SDK API as Prompt Language

import parlant.sdk as p

async with p.Server():
    agent = await server.create_agent(
        name="Customer Support",
        description="Handles customer inquiries for an airline",
    )

    # Evaluate and call tools only under the right conditions
    expert_customer = await agent.create_observation(
        condition="customer uses financial terminology like DTI or amortization",
        tools=[research_deep_answer],
    )

    # When the expert observation holds, always respond with depth
    expert_answers = await agent.create_guideline(
        matcher=p.MATCH_ALWAYS,
        action="respond with technical depth",
        dependencies=[expert_customer],
    )

    beginner_answers = await agent.create_guideline(
        condition="customer seems new to the topic",
        action="simplify and use concrete examples",
    )

    # When both match, beginners wins
    await beginner_answers.exclude(expert_customer)

Prompting technique: Code-as-behavior-specification. Each guideline is a discrete, independently matchable unit with explicit dependencies and exclusions.
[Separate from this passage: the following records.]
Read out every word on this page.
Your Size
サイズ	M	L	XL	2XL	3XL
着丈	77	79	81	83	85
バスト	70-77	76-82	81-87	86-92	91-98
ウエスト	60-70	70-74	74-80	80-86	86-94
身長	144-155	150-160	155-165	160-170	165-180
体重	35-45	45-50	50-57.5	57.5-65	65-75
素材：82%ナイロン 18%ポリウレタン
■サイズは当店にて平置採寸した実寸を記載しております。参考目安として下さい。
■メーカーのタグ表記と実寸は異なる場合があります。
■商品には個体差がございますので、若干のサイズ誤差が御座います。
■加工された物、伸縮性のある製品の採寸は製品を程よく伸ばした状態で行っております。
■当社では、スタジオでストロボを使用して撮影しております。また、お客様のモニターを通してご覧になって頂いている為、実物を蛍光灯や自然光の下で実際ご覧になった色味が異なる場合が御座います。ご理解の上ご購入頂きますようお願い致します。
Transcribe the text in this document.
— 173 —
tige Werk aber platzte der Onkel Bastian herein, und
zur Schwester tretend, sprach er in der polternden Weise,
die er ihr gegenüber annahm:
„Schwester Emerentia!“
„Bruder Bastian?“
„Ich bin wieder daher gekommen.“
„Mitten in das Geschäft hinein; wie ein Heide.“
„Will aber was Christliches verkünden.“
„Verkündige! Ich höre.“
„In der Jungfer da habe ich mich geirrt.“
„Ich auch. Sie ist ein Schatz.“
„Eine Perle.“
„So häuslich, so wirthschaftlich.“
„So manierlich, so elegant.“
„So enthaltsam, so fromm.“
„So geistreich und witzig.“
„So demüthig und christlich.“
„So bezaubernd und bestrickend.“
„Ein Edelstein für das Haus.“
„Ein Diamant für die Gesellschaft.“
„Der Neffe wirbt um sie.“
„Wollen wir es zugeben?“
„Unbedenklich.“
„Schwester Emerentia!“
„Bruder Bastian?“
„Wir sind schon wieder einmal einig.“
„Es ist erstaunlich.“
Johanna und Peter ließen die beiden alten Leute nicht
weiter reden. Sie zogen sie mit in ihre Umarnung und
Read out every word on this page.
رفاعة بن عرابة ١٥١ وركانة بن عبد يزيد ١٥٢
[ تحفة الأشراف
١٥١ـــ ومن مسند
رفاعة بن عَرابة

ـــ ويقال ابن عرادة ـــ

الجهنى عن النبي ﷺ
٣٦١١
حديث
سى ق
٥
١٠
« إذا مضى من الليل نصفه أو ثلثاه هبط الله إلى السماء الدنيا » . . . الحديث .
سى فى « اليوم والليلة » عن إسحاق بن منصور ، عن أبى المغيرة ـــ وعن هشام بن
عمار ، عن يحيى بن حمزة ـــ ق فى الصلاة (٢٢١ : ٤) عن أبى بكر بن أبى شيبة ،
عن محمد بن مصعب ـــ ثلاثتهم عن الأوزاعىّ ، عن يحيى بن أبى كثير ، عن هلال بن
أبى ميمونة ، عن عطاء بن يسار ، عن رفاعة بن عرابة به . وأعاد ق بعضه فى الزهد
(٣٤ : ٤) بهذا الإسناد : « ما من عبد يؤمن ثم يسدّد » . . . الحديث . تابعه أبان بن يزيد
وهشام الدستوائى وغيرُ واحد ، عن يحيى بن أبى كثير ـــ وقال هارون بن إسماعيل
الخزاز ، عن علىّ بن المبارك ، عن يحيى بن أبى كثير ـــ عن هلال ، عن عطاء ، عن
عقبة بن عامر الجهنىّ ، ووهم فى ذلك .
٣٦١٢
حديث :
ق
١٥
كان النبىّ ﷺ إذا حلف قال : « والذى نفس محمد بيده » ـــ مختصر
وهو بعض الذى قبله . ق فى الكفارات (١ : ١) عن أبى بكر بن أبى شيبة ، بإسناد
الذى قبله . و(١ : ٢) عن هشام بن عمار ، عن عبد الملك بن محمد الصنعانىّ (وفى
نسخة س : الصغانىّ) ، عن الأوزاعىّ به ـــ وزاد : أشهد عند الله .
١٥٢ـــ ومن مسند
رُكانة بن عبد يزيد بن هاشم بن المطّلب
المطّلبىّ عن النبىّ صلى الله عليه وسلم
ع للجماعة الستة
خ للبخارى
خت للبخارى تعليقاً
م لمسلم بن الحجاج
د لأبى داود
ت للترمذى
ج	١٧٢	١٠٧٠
This is "prompt engineering as software engineering" — behavioral rules compose, override, and depend on each other like objects.

CLAUDE.md (Developer Instructions)

# Parlant Developer Guide

## Repository Structure
The repository uses a develop branch as the main integration branch.
All pull requests should target develop.

## Testing
- Unit tests: pytest
- Stochastic behavioral tests: pytest --stochastics pytest_stochastics.json
  (Tests probabilistic behavior with configurable pass thresholds)
- Integration tests require a running parlant-server

## Contribution
Follow the DCO (Developer Certificate of Origin) — sign off commits:
git commit -s -m "..."

Prompting technique: Minimal developer instructions focused on process (DCO, stochastic testing). Not prescriptive about code style — trusts the framework's own test infrastructure.

ARQ Research Foundation

From the README and code imports, Parlant uses "Attentive Reasoning Queries (ARQs)" — domain-specialized reasoning blueprints based on an arXiv paper (2503.03669). These are internal prompt patterns that the engine uses to improve model accuracy in conversational contexts. The ARQ mechanism is not directly exposed in the SDK but runs inside engines/alpha/.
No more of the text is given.